Ultimately, it'd be a pretty boring book if it was just Snake on his own. Snake works best when he's got something to react to, to draw him out, so the cast will be constantly growing and shrinking as we go. Don't expect him to join a team of outlaws or get engaged. But if we're doing a look at what America is like in this alternate dystopia, you need other people to reflect that best, even if they only show up to get their heads blown off.

Are there any likeness rights issues here? I mean, I assume Snake is taken care of, but will your artists have to reenvision Hauk or anyone?

Yeah, we have Kurt Russell's likeness locked in, but everyone else is more complicated, so we've figured some ways to dance around this. It was a challenge at first, but it definitely pushed me to up my game and really go for it with every scene, every issue and every arc. I think people will dig the little magic act we pull off. 

I can't help but think from a description you gave of someplace that's totally bats--t insane in a previous interview that your first arc will be taking place in Florida. How much fun is it to explore some of the world outside of the prisons we've seen?

It's great. It was my immediate first thought when I cracked my notebook and started figuring out the book, was that we've already seen New York, we know what it is. It's kind of the baseline. And if your baseline is America giving up and turning NYC into a walled maximum security prison for the entire country, then the rest of the country is an endless possibility, there's so many things that could be roaming that 1997 America. So I kind of wanted to do it as a travelogue. The first arc is very much about establishing that feel, of a man on the run, who has escaped from the height of insanity and finds that he's climbing uphill now, to even stranger vistas. And when you think America and Weird, or at least when I do, you think Florida. It felt very natural to me.

Obviously, post-apocalyptic futures are a dime a dozen. What did you do to keep the feel of this one intact as much as possible, especially while losing most of the cast and leaving behind the setting?

It's all about tone. Both of the Escape films have that same sardonic, shrugging-with-a-knife-in-your-back feel to them, of a world full of insane possibilities and in the eye of that storm is Snake, the most sane person we can hold on to. Snake doesn't give a lot up about who he is or how he feels, he's learned to stuff that away, so he can act as a cipher, a man incapable of being phased thrown into the most double-take situations ever without ever blinking. So it's about taking that template, of Snake, of Dean Cundey's cinematography, of Carpenter and Nick Castle's script, and holding onto that as my compass, but not feeling like I had to limit myself. Doing this as a book means we can really open it up, we can go all sorts of directions, but we'll never be throwing ourself out of a plan without a chute, we always have the stuff that made the original film so lasting as our guide.

This seems like it could be challenging as hell, in terms of capturing the feel of this world and the likenesses without feeling derivative. Are you giving your artists any special direction in that regard?

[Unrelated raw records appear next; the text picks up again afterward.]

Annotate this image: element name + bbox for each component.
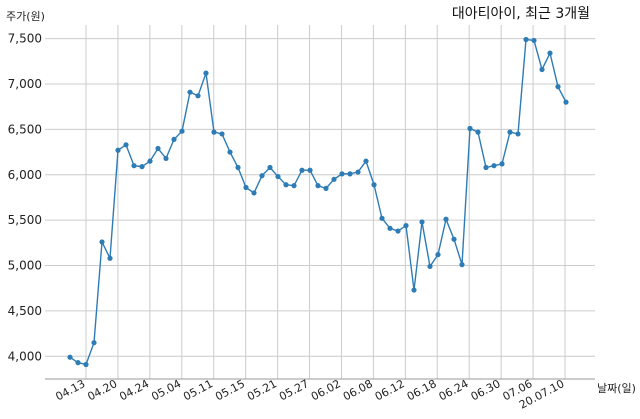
data-point	[283, 182, 289, 188]
x-tick-label: 04.13	[53, 377, 87, 403]
x-tick-label: 04.24	[117, 377, 151, 403]
data-point	[147, 158, 153, 164]
data-point	[427, 263, 433, 270]
data-point	[139, 164, 145, 170]
data-point	[419, 219, 425, 225]
data-point	[339, 171, 345, 177]
x-tick-label: 04.20	[85, 377, 119, 403]
data-point	[395, 228, 401, 234]
data-point	[507, 129, 513, 135]
data-point	[403, 223, 409, 229]
series	[67, 36, 569, 368]
y-tick-label: 6,000	[8, 168, 42, 182]
x-tick-label: 06.12	[373, 377, 407, 403]
data-point	[267, 164, 273, 171]
data-point	[307, 167, 313, 173]
x-tick-labels: 04.1304.2004.2405.0405.1105.1505.2105.27…	[53, 377, 566, 411]
data-point	[443, 216, 449, 222]
data-point	[195, 93, 201, 99]
price-line	[69, 38, 567, 366]
data-point	[99, 239, 105, 245]
x-tick-label: 05.04	[149, 377, 183, 403]
data-point	[523, 36, 529, 43]
data-point	[235, 164, 241, 171]
data-point	[275, 173, 281, 180]
data-point	[539, 66, 545, 73]
x-tick-label: 05.27	[277, 377, 311, 403]
data-point	[323, 185, 329, 191]
data-point	[243, 184, 249, 191]
x-tick-label: 05.15	[213, 377, 247, 403]
x-tick-label: 06.24	[437, 377, 471, 403]
x-tick-label: 06.02	[309, 377, 343, 403]
x-tick-label: 05.21	[245, 377, 279, 403]
data-point	[555, 84, 561, 90]
data-point	[227, 149, 233, 155]
x-tick-label: 05.11	[181, 377, 215, 403]
data-point	[315, 183, 321, 189]
data-point	[83, 361, 89, 368]
data-point	[379, 215, 385, 221]
grid	[45, 25, 595, 379]
data-point	[547, 50, 553, 56]
data-point	[131, 163, 137, 169]
data-point	[203, 70, 209, 76]
data-point	[155, 145, 161, 152]
data-point	[75, 360, 81, 366]
data-point	[491, 163, 497, 169]
data-point	[499, 161, 505, 167]
x-axis-label: 날짜(일)	[597, 381, 636, 395]
data-point	[331, 176, 337, 182]
data-point	[531, 37, 537, 44]
data-point	[435, 252, 441, 258]
x-tick-label: 06.30	[469, 377, 503, 403]
data-point	[347, 171, 353, 177]
data-point	[123, 142, 129, 148]
y-tick-label: 4,500	[8, 304, 42, 318]
y-tick-label: 7,000	[8, 77, 42, 91]
y-tick-label: 7,500	[8, 32, 42, 46]
y-tick-label: 4,000	[8, 349, 42, 363]
y-tick-labels: 4,000 4,500 5,000 5,500 6,000 6,500 7,000 7,500	[8, 32, 42, 364]
data-point	[355, 169, 361, 175]
data-point	[291, 183, 297, 189]
data-point	[219, 131, 225, 137]
data-point	[107, 255, 113, 261]
data-point	[187, 89, 193, 95]
data-point	[459, 262, 465, 268]
data-point	[467, 125, 473, 132]
y-tick-label: 5,000	[8, 259, 42, 273]
data-point	[299, 167, 305, 173]
chart-title: 대아티아이, 최근 3개월	[452, 6, 590, 22]
data-point	[371, 182, 377, 188]
data-point	[115, 147, 121, 153]
x-tick-label: 06.08	[341, 377, 375, 403]
data-point	[91, 340, 97, 346]
data-point	[259, 173, 265, 179]
data-point	[563, 99, 569, 105]
data-point	[411, 287, 417, 293]
data-point	[251, 190, 257, 196]
data-point	[67, 354, 73, 360]
y-tick-label: 6,500	[8, 122, 42, 136]
y-tick-label: 5,500	[8, 213, 42, 227]
data-point	[483, 164, 489, 171]
data-point	[163, 155, 169, 162]
data-point	[451, 236, 457, 242]
x-tick-label: 06.18	[405, 377, 439, 403]
data-point	[171, 136, 177, 142]
data-point	[387, 225, 393, 231]
data-point	[179, 128, 185, 134]
data-point	[515, 131, 521, 137]
data-point	[211, 129, 217, 135]
data-point	[363, 158, 369, 164]
y-axis-label: 주가(원)	[6, 10, 45, 23]
data-point	[475, 129, 481, 135]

In comics, it's very much about trusting your collaborator. And when I started getting pages in from Diego, I knew we were on the same page, tonally, and I didn't have to worry about anything. It's helpful to let go, to not micromanage, so I make sure to say everything I want to say in my scripts and let him go to town without getting in his way. I will send him reference images, trying to ground this book in as much reality as we possibly can with settings and set pieces, but he's been knocking it out of the park so far. It's a challenge for sure, but I feel like Diego's really capturing a lot about the look and feel of the original movie's sets and cinematography that helps make it all feel like a natural continuation of what the first film established so perfectly.